= Wheat Export Authority =

Australian government agency, 1999–2007

The Wheat Export Authority (WEA) was established 1 July 1999 as part of restructuring the former government-owned Australian Wheat Board in preparation for its sale as AWB Limited. It was felt that a number of the tasks carried out by the previous Australian Wheat Board would not be appropriate for a privately owned body; thus, the WEA was established. The WEA's role was determined by the Wheat Marketing Act 1989 and its operations were funded by a charge on Australian wheat exports.

The WEA was controlled by a five-member board of directors, appointed for a period of up to three years by the Minister for Agriculture, Fisheries and Forestry. They were supported by a 16-person Canberra-based Secretariat, headed by a Chief Executive Officer. The WEA was an agency under the Commonwealth Authorities and Corporations Act 1997.

The WEA had two major functions, including monitoring and reporting to the government and growers on AWB(I)'s performance in managing the National [wheat] Pool. This was done through a commercial-in-confidence report to the Minister and a public report, known as the Growers Report.

Through its second function, the WEA also considered export applications from parties other than AWB(I) [known as non-AWB(I) exporters] to export wheat from Australia, usually in bags and containers. Since 17 August 2007, the export of wheat in bags and containers has been deregulated. Non-AWB(I) exports, are permitted in limited volumes to protect the integrity of the National Pool and make up about 4% of total exports.

In December 2006 the Government amended the Act transferring the power of veto over bulk exports from AWB(I) to the Minister, on a temporary basis until 30 June 2007. This has since been extended to the end of June 2008. The Government then established a Wheat Export Marketing Consultation Committee which consulted with wheat growers across Australia and presented its finding to the government on 29 March 2007. The government is using this report as the basis for its consideration of new wheat export marketing arrangements.

The WEA was succeeded by the Export Wheat Commission in 2007.

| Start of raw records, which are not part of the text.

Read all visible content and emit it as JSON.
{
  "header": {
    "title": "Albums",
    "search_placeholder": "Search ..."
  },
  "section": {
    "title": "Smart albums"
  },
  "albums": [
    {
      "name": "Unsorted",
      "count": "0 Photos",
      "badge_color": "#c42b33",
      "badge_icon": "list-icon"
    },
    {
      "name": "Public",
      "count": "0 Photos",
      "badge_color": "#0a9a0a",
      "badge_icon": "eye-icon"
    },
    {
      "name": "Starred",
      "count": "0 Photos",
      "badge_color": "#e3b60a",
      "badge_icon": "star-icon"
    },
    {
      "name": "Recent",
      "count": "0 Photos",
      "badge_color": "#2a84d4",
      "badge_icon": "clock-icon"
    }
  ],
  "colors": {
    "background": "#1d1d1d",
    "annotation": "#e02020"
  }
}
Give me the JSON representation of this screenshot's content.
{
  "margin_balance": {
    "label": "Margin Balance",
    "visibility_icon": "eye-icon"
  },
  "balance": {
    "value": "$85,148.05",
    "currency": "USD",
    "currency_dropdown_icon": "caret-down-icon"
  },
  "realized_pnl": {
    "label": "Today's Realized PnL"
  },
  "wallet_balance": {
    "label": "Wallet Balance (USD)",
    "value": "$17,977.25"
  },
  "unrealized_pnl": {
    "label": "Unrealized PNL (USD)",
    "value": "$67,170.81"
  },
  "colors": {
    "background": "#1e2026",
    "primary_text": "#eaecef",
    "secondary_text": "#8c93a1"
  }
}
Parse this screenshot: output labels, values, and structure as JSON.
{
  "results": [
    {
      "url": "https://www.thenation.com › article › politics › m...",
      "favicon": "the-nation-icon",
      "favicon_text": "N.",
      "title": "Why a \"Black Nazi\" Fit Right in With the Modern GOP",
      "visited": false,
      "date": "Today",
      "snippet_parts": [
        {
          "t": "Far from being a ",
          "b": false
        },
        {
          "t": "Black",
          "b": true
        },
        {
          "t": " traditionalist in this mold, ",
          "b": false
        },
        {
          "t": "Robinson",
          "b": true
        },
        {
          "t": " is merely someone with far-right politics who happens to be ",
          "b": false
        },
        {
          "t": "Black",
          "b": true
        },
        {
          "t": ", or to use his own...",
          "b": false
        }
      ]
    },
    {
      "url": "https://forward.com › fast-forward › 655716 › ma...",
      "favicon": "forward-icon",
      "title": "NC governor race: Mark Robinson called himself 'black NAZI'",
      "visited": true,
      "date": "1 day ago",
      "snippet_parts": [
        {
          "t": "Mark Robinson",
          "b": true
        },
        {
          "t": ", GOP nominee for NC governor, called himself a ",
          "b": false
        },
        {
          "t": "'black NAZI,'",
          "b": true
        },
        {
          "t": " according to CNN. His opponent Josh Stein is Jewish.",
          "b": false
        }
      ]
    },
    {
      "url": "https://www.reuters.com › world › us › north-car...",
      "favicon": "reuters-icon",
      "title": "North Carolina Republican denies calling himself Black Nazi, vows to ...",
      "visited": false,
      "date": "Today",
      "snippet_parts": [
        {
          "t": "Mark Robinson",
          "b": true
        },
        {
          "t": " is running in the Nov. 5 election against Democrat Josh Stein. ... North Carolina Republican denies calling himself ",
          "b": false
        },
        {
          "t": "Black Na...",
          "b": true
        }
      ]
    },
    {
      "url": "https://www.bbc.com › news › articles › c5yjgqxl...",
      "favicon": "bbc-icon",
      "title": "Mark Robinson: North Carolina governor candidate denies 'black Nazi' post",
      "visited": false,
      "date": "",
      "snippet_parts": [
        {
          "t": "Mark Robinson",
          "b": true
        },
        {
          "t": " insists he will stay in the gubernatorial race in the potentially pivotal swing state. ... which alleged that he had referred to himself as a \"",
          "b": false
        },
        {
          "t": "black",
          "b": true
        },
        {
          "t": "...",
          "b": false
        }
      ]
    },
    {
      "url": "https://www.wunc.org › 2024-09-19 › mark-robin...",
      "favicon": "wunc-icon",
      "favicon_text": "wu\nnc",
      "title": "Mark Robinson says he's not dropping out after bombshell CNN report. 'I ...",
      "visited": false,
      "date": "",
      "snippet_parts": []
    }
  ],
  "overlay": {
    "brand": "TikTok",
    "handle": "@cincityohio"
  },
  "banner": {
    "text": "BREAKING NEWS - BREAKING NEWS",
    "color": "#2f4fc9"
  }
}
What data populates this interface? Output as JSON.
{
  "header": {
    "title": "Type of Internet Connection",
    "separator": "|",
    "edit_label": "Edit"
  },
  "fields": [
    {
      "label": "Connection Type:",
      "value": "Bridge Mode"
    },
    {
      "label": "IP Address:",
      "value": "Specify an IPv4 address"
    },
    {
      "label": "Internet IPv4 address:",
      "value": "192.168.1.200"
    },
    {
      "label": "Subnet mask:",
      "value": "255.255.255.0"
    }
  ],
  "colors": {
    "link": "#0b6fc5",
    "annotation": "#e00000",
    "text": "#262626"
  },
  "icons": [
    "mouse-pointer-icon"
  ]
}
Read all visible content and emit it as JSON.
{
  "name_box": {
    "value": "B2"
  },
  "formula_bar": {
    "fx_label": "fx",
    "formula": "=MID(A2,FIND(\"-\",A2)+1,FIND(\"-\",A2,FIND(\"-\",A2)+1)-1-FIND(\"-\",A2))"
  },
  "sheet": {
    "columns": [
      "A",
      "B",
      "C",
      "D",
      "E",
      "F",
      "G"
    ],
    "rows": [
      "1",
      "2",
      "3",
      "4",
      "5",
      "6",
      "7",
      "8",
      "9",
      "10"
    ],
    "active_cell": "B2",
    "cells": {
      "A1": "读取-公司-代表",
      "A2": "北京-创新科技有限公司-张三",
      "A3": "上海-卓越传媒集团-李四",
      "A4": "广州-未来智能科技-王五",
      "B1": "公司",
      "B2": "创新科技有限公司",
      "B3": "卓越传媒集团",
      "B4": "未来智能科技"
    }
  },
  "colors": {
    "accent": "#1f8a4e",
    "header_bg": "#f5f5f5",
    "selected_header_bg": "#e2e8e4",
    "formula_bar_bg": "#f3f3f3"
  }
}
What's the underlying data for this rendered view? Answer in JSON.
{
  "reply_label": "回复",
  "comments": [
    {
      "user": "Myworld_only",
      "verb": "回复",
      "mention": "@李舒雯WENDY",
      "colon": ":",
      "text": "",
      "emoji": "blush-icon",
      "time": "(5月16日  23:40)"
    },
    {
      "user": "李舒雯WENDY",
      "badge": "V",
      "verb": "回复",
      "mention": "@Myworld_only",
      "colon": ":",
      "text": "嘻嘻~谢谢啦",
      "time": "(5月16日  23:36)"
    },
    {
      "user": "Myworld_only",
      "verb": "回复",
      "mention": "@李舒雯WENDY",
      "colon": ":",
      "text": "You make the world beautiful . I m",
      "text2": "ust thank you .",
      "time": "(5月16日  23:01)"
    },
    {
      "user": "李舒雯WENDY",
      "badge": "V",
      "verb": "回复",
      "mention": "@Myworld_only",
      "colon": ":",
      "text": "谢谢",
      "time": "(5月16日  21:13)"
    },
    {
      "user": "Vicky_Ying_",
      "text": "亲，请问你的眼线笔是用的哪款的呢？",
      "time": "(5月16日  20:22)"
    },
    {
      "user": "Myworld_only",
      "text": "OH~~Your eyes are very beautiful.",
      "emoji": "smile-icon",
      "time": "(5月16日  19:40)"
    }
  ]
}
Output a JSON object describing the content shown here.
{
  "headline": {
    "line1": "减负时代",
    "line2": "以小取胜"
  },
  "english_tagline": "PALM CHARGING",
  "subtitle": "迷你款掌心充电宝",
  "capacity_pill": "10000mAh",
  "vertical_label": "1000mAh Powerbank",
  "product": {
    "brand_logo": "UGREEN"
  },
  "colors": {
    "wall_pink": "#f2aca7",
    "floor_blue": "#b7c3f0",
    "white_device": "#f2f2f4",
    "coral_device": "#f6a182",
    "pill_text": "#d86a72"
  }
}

==AWB Iraqi kickbacks scandal==
In the course of the Cole inquiry into allegations that AWB paid kickbacks to Saddam Hussein's regime in Iraq for wheat shipments under the United Nations Oil-for-Food Program, it was revealed that the WEA board, upon hearing of the allegations through media sources, asked AWB(I) to show them Iraq wheat sales contracts. The WEA had limited powers and resources, far below those of the Cole Inquiry, and its examination of material provided to it by AWB at that time failed to reveal information of concern. During the Inquiry the Grain Board of Iraq ceased to deal with AWB. This resulted in the establishment of the Wheat Australia consortium to export wheat to Iraq in 2006, with special approval from the WEA and Australian Government. The temporary wheat export arrangements allow other exporters to apply for consents to export in bulk. However, of 77 applications received by the WEA since December 2006, just two had been approved by the end of March 2007.